Automatic Deduplication: Files are checked against existing downloads to avoid duplicates
Metadata Extraction: Comprehensive metadata is extracted and stored for each file
Category-based Fetching: Fetch specific categories or all at once
Rate Limiting: Respects API rate limits to be a good citizen
Integrity Verification: SHA-256 hashes for file integrity verification
Continuous Integration: Daily automated fetches via GitHub Actions

Usage

Manual Fetch

Fetch all categories:

python scripts/fetch-uncensored-files.py --all

Fetch specific category:

python scripts/fetch-uncensored-files.py --category documents

Force refresh (ignore cache):

python scripts/fetch-uncensored-files.py --all --force

View statistics:

python scripts/fetch-uncensored-files.py --stats

Automated Fetch

The GitHub Actions workflow .github/workflows/uncensored-integration.yml runs automatically:

Schedule: Daily at 2:00 AM UTC
Manual Trigger: Available via GitHub Actions UI

Configuration

Set these environment variables in .env:

# Enable/disable integration
UNCENSORED_AI_ENABLED=true

# API endpoint (optional, uses default if not set)
UNCENSORED_AI_BASE_URL=https://api.uncensored.ai/v1

# API key (optional, for higher rate limits)
UNCENSORED_AI_API_KEY=your_api_key_here

# Rate limit delay in seconds between requests
UNCENSORED_AI_RATE_LIMIT=2

# Update frequency for automated fetches
UNCENSORED_AI_UPDATE_FREQUENCY=daily

# Output directory
UNCENSORED_FILES_DIR=./data/uncensored_files

File Metadata

Each file has associated metadata stored in metadata/:

{
  "id": "unique_file_id",
  "source": "Uncensored.ai",
  "url": "https://...",
  "type": "document",
  "title": "Document title",
  "description": "Document description",
  "date": "2024-01-01",
  "download_date": "2024-01-15T12:00:00Z",
  "file_path": "data/uncensored_files/documents/...",
  "file_size": 1048576,
  "sha256": "abc123...",
  "tags": ["tag1", "tag2"],
  "related_entities": ["person1", "location1"]
}

Integration with Hub

The Uncensored.ai integration is fully integrated with the Hub core:

from epstein_files.core.hub import Hub

# Initialize Hub
hub = Hub()

# Fetch all Uncensored.ai files
results = hub.fetch_uncensored_files()

# Fetch specific categories
results = hub.fetch_uncensored_files(categories=['documents', 'flight_logs'])

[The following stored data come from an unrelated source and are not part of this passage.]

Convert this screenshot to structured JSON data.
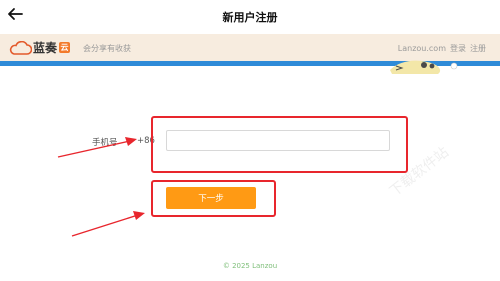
{
  "app_bar": {
    "back_icon": "arrow-left-icon",
    "title": "新用户注册"
  },
  "site_header": {
    "logo_text": "蓝奏",
    "logo_badge": "云",
    "slogan": "会分享有收获",
    "brand_link": "Lanzou.com",
    "login_link": "登录",
    "register_link": "注册"
  },
  "form": {
    "phone_label": "手机号",
    "country_code": "+86",
    "phone_value": "",
    "next_button": "下一步"
  },
  "footer": {
    "copyright": "© 2025 Lanzou"
  },
  "watermark": "下载软件站",
  "colors": {
    "header_bg": "#f7ecdf",
    "band": "#2f8bd8",
    "accent_orange": "#ff9a14",
    "annotation_red": "#e8262d",
    "footer_green": "#7fbf7a"
  }
}
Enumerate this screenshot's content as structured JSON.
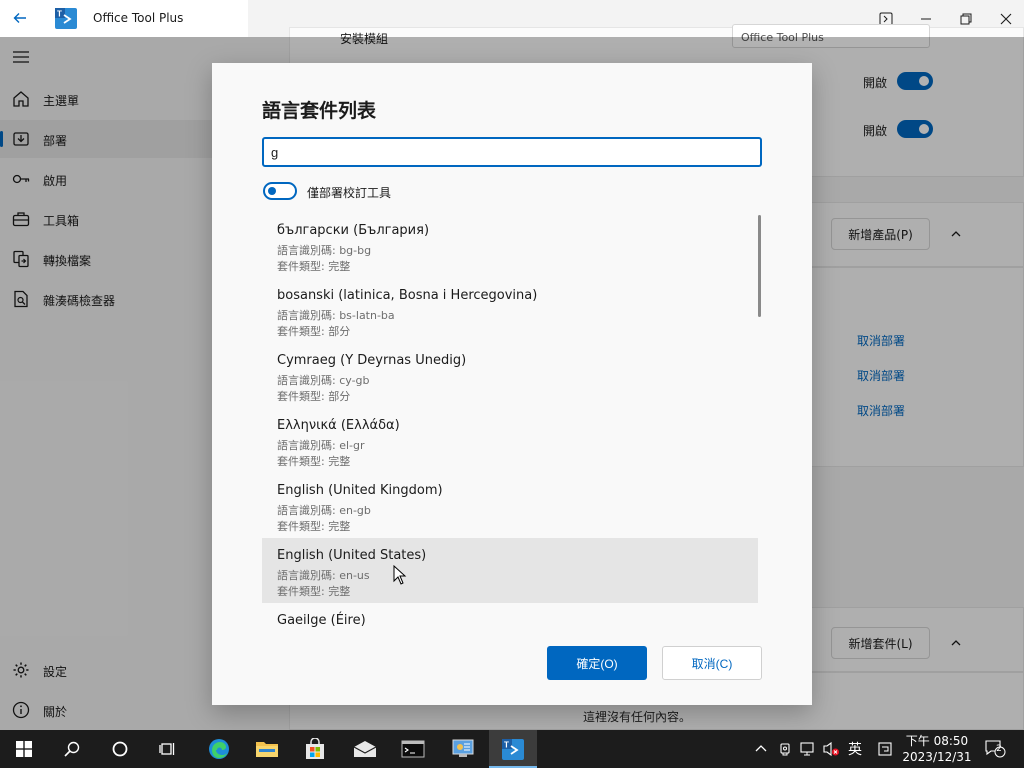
{
  "app": {
    "title": "Office Tool Plus"
  },
  "sidebar": {
    "items": [
      {
        "label": "主選單",
        "icon": "home-icon"
      },
      {
        "label": "部署",
        "icon": "deploy-icon",
        "active": true
      },
      {
        "label": "啟用",
        "icon": "key-icon"
      },
      {
        "label": "工具箱",
        "icon": "toolbox-icon"
      },
      {
        "label": "轉換檔案",
        "icon": "convert-icon"
      },
      {
        "label": "雜湊碼檢查器",
        "icon": "hash-icon"
      }
    ],
    "footer": [
      {
        "label": "設定",
        "icon": "gear-icon"
      },
      {
        "label": "關於",
        "icon": "info-icon"
      }
    ]
  },
  "background": {
    "partial_label": "安裝模組",
    "partial_field": "Office Tool Plus",
    "toggle_label_1": "開啟",
    "toggle_label_2": "開啟",
    "add_product_button": "新增產品(P)",
    "remove_links": [
      "取消部署",
      "取消部署",
      "取消部署"
    ],
    "add_package_button": "新增套件(L)",
    "empty_note": "這裡沒有任何內容。"
  },
  "dialog": {
    "title": "語言套件列表",
    "search_value": "g",
    "toggle_label": "僅部署校訂工具",
    "languages": [
      {
        "name": "български (България)",
        "code": "語言識別碼: bg-bg",
        "type": "套件類型: 完整"
      },
      {
        "name": "bosanski (latinica, Bosna i Hercegovina)",
        "code": "語言識別碼: bs-latn-ba",
        "type": "套件類型: 部分"
      },
      {
        "name": "Cymraeg (Y Deyrnas Unedig)",
        "code": "語言識別碼: cy-gb",
        "type": "套件類型: 部分"
      },
      {
        "name": "Ελληνικά (Ελλάδα)",
        "code": "語言識別碼: el-gr",
        "type": "套件類型: 完整"
      },
      {
        "name": "English (United Kingdom)",
        "code": "語言識別碼: en-gb",
        "type": "套件類型: 完整"
      },
      {
        "name": "English (United States)",
        "code": "語言識別碼: en-us",
        "type": "套件類型: 完整",
        "hover": true
      },
      {
        "name": "Gaeilge (Éire)",
        "code": "",
        "type": ""
      }
    ],
    "ok_label": "確定(O)",
    "cancel_label": "取消(C)"
  },
  "taskbar": {
    "ime": "英",
    "time": "下午 08:50",
    "date": "2023/12/31",
    "notification_count": "2"
  },
  "colors": {
    "accent": "#0067c0",
    "taskbar": "#1c1c1c"
  }
}
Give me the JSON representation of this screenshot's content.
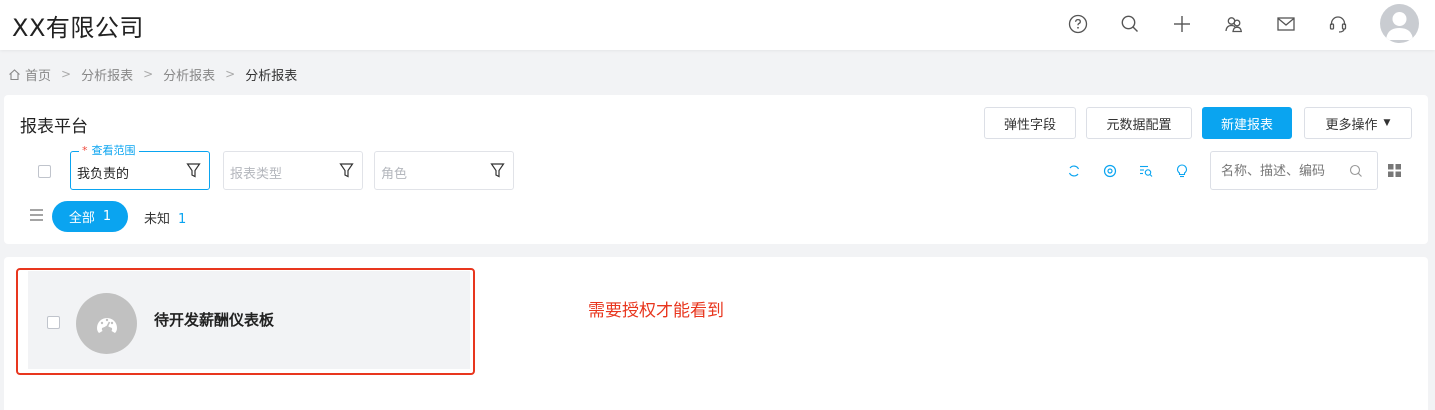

# Access the manager directly
manager = hub.uncensored_ai
stats = manager.get_statistics()

Safety & Compliance

The integration follows these safety protocols:

Source Verification: All files are verified from Uncensored.ai API
Deduplication: Automatic checking to avoid duplicate downloads
Integrity Checks: SHA-256 hashing for file integrity
Rate Limiting: Respects API rate limits
Privacy Protection: Handles sensitive data appropriately
Legal Compliance: Only fetches publicly available data

Troubleshooting

Integration Disabled

If you see “Uncensored.ai integration is disabled”:

Copy .env.example to .env
Set UNCENSORED_AI_ENABLED=true
Run the fetch script again

API Errors

If you encounter API errors:

Check your internet connection
Verify UNCENSORED_AI_BASE_URL is correct
Check if API key is required and set correctly
Review rate limiting settings

Large Repository Size

If the repository becomes too large:

Consider using Git LFS for large files
Exclude certain file types from repository
Store large files externally
Review and cleanup old files

Next Steps

After fetching files:

Process Documents: Run python scripts/process-pdfs.py to extract text
Update Search Index: Run python scripts/generate-search-index.py
Review Files: Check downloaded files in each category directory
Commit Changes: If within repository limits, commit to version control

Support

For issues, questions, or contributions:

GitHub Issues: https://github.com/IAmSoThirsty/Hub_of_Epstein_Files_Directory/issues
Documentation: See project README.md and ARCHITECTURE.md

License

This integration follows the same license as the main project. All data fetched is publicly available from Uncensored.ai’s free database.